PhD student Billy Ross is using motion-sensing camera traps to establish baseline data on the number of northern quolls and feral cats in the Pilbara to determine whether cat-baiting can prevent the threatened mammals’ extinction.
“Feral cats are devastating our native wildlife – they are killing millions of individuals of many wildlife species and have been implicated in a number of extinctions and declines across the continent,” says Mr Ross.
“Since their arrival alongside European settlement, they have dispersed across more than 98 per cent of the country. We need to implement broad-scale cat control initiatives to prevent further declines and to assist the recovery of those threatened species currently on the brink.”
Mr Ross is monitoring populations of the endangered northern quoll in the Pilbara, one of the last quoll habitats to remain free of cane toads – another invasive species with a devastating impact on quoll numbers. He is also measuring feral cat densities and recording the interactions between feral cats and quolls.
“Over the next three years I will investigate the impact of the Eradicat baiting program on feral cat densities and spatial ecology; the nature of interactions between cats and quolls in the Pilbara; and the ecological responses of quolls to reduced numbers of feral cats.”
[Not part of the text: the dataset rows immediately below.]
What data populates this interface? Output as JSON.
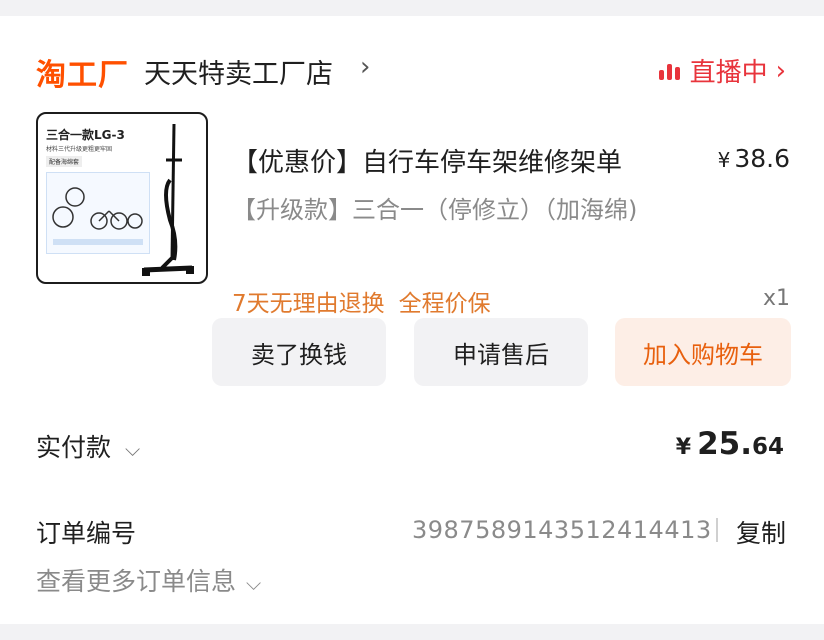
{
  "shop": {
    "logo": "淘工厂",
    "name": "天天特卖工厂店",
    "chevron": "›",
    "live_label": "直播中",
    "live_chevron": "›",
    "live_color": "#e8343c"
  },
  "product": {
    "image": {
      "title": "三合一款LG-3",
      "subtitle": "材料三代升级更粗更牢固",
      "tag": "配备海绵套"
    },
    "title": "【优惠价】自行车停车架维修架单",
    "price_currency": "¥",
    "price": "38.6",
    "spec": "【升级款】三合一（停修立）（加海绵)",
    "tag_return": "7天无理由退换",
    "tag_price": "全程价保",
    "quantity": "x1"
  },
  "actions": {
    "sell_label": "卖了换钱",
    "after_sale_label": "申请售后",
    "cart_label": "加入购物车",
    "accent_color": "#e8600e"
  },
  "summary": {
    "paid_label": "实付款",
    "paid_chevron": "⌵",
    "paid_currency": "¥",
    "paid_integer": "25.",
    "paid_decimal": "64",
    "order_label": "订单编号",
    "order_number": "3987589143512414413",
    "copy_label": "复制",
    "more_label": "查看更多订单信息",
    "more_chevron": "⌵"
  }
}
The Pilbara cat-baiting program is managed by the West Australian Department of Parks and Wildlife, a TSR Hub partner, as part of a Threatened Species Offset Plan supported by Rio Tinto. The department assumes responsibility for baiting, assessing bait uptake and quoll monitoring – with the research undertaken by Mr Ross designed to complement and augment the program’s activities.
His research forms part of the TSR Hub’s Project 1.1, which aims to develop management tools to reduce the impact of feral species on threatened mammals. The project is led by Professor John Woinarski and Dr Sarah Legge.
Despite occasionally running into difficulties with impenetrable spinifex and the often-searing heat of the Pilbara, Mr Ross still manages to appreciate the beauty of his surroundings.
“I consider myself fortunate to spend so much time among the mighty mesas (hills) and gorgeous gorges of my field sites.”
Mr Ross will continue his research for the next three years – collecting and analysing data with the intention of optimising future baiting programs.